TaxProf Blog

Editor: Paul L. Caron, Dean
Pepperdine University School of Law

Saturday, March 30, 2013

WSJ: Tax Reform Splits Big Business Into Three Groups

Wall Street Journal : Big Business Spars Over Rewriting Tax Code, by John D. McKinnon:

WSJThe idea of overhauling the corporate-tax code is greeted with applause by nearly all U.S. big businesses. That unanimity breaks down once the conversation turns to details.

One sign of that is the splintering of big companies into different groups promoting different strains of tax reform. High-tech, pharmaceutical and consumer-products companies, for instance, are eager to change the way overseas profits are taxed. Big domestic retailers, banks and telecommunications firms, in contrast, are more eager to see the corporate-tax rate come down.

The fundamental tension reflects an arithmetic reality: Corporate-tax reform—even if it doesn't mean a net increase in taxes on business—means doing away with someone's tax break to pay for lowering the overall tax rate, now at 35%, though many companies pay less. There are winners, but there are also losers. ...

The corporate tax is a big deal to the companies that pay it, but it represents a small slice of federal revenue, an estimated $251 billion for the current fiscal year ending Sept. 30, or 9.3% of federal revenue.

The prospects for a major corporate-tax rewrite are clouded by partisan differences—and by the divisions in the business community. Washington has a plethora of business-lobby organizations already, but some of them represent such divergent business interests that they can't go much beyond endorsing the principle of tax reform. So new, tax-focused coalitions are emerging with logos, squads of lobbyists and PR people but, for the most part, without actual offices.

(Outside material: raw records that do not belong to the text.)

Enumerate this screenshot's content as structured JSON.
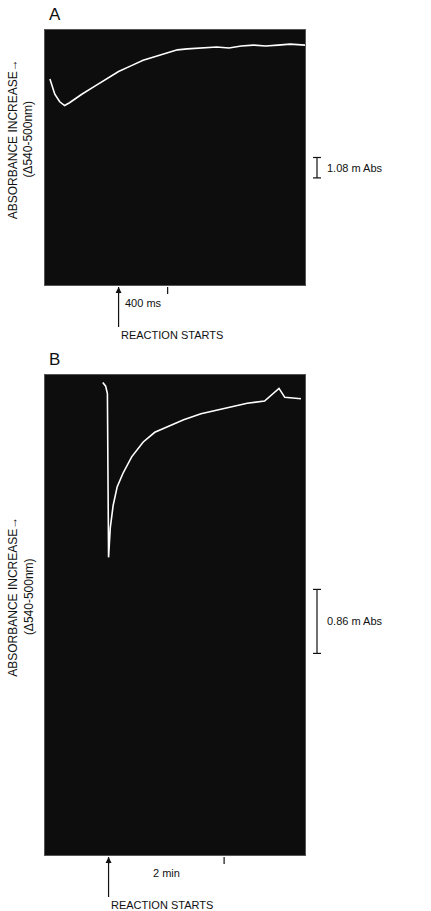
{
  "chart_data": [
    {
      "type": "line",
      "panel": "A",
      "ylabel": [
        "ABSORBANCE INCREASE→",
        "(Δ540-500nm)"
      ],
      "x": [
        -560,
        -520,
        -480,
        -440,
        -400,
        -300,
        -200,
        -100,
        0,
        100,
        200,
        300,
        400,
        480,
        560,
        700,
        800,
        900,
        1000,
        1100,
        1200,
        1300,
        1400,
        1520
      ],
      "values": [
        1.4,
        0.6,
        0.2,
        0,
        0.15,
        0.6,
        1.0,
        1.4,
        1.8,
        2.1,
        2.4,
        2.6,
        2.8,
        2.95,
        3.0,
        3.05,
        3.1,
        3.05,
        3.15,
        3.2,
        3.15,
        3.2,
        3.25,
        3.2
      ],
      "color": "#ffffff",
      "xlim": [
        -600,
        1520
      ],
      "ylim": [
        -9.5,
        4
      ],
      "tick_labels": false,
      "scale_bars": [
        {
          "axis": "y",
          "value": 1.08,
          "label": "1.08 m Abs"
        },
        {
          "axis": "x",
          "value": 400,
          "label": "400 ms"
        }
      ],
      "annotations": [
        {
          "text": "REACTION STARTS",
          "x": 0
        }
      ]
    },
    {
      "type": "line",
      "panel": "B",
      "ylabel": [
        "ABSORBANCE INCREASE→",
        "(Δ540-500nm)"
      ],
      "x": [
        -0.1,
        -0.05,
        -0.02,
        0,
        0.03,
        0.08,
        0.15,
        0.25,
        0.4,
        0.6,
        0.8,
        1.0,
        1.3,
        1.6,
        2.0,
        2.4,
        2.7,
        2.95,
        3.05,
        3.33
      ],
      "values": [
        2.35,
        2.3,
        2.2,
        0,
        0.4,
        0.7,
        0.95,
        1.13,
        1.35,
        1.55,
        1.68,
        1.75,
        1.85,
        1.93,
        2.0,
        2.07,
        2.1,
        2.27,
        2.15,
        2.13
      ],
      "color": "#ffffff",
      "xlim": [
        -1.1,
        3.4
      ],
      "ylim": [
        -4,
        2.45
      ],
      "tick_labels": false,
      "scale_bars": [
        {
          "axis": "y",
          "value": 0.86,
          "label": "0.86 m Abs"
        },
        {
          "axis": "x",
          "value": 2,
          "label": "2 min"
        }
      ],
      "annotations": [
        {
          "text": "REACTION STARTS",
          "x": 0
        }
      ]
    }
  ]
}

At root, the different coalitions reflect the differences among big companies and across industries. Companies with huge capital investments, such as manufacturers, care a lot about the terms of writing them off; companies in labor-intensive business don't. Companies with big overseas profits focus heavily on how those earnings are taxed; primarily domestic companies don't. Companies who get little advantage from all the existing credits, deductions and loopholes are ready to sacrifice them to bring down the corporate-tax rate; those who benefit, not surprisingly, aren't.

A dozen big high-tech, pharmaceutical and other companies that do business overseas recently formed a coalition called LIFT (for Let's Invest for Tomorrow) America to press the U.S. to get rid its system of taxing companies' overseas profits while also lowering the corporate tax rate. ...

Another group called RATE (for Reforming America's Taxes Equitably) Coalition, organized more than a year ago, represents U.S.-focused companies pushing primarily for lower corporate-tax rates. ...

Yet another evolving coalition—as yet unnamed—includes tax officials from a mix of high-profile firms and has been working with the accounting firm PricewaterhouseCoopers as its technical consultant.